Anthropic startet Förderprogramm für Forschung zu seltenen Krankheiten mit bis zu 50.000 Dollar in Claude-Guthaben
Anthropic öffnet sein Programm „AI for Science“ für ein neues Themenfeld. Der Anbieter vergibt Claude-Guthaben für Projekte zu seltenen genetischen Krankheiten und richtet das Angebot an Forschungsteams sowie Biotech-Start-ups in einer frühen Phase.

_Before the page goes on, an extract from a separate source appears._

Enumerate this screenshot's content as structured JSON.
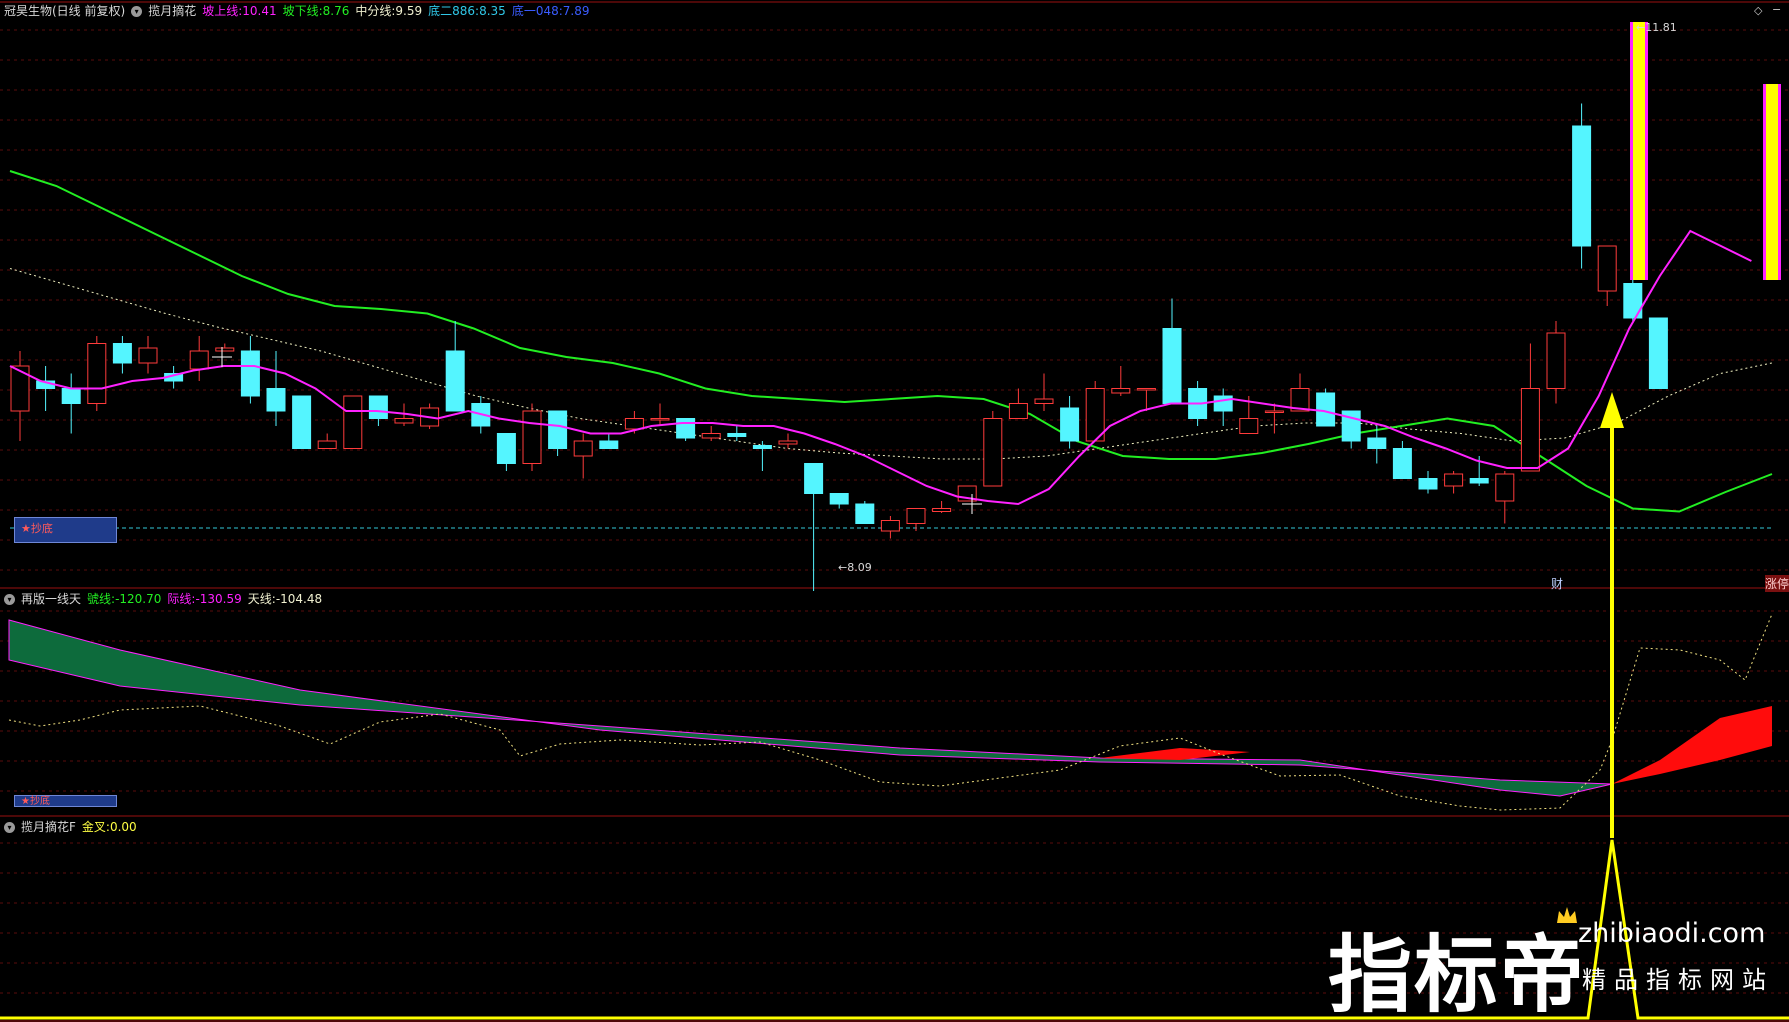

Anthropic hat am 20. Juli 2026 den Aufruf „Apply for Anthropic’s AI for Science rare disease research grants“ veröffentlicht. Angenommene Bewerber erhalten demnach über sechs Monate bis zu 50.000 US-Dollar in Claude-Credits. Das Programm umfasst zwei Bereiche: einen für Wissenschaftler in der Grundlagenforschung und einen für Early-Stage-Biotechs, die die klinische Entwicklung bei seltenen Krankheiten beschleunigen wollen.
Zwei Spuren für Forschung
Anthropic begründet den Schritt mit Erfahrungen aus dem im Frühjahr angekündigten Programm AI for Science. Projekte seien produktiver, wenn mehrere Geförderte an verwandten Fragen arbeiten und Tipps austauschen. Deshalb plant der Anbieter thematische Ausschreibungen innerhalb des bestehenden Programms. Der aktuelle Schwerpunkt liegt auf seltenen genetischen Krankheiten.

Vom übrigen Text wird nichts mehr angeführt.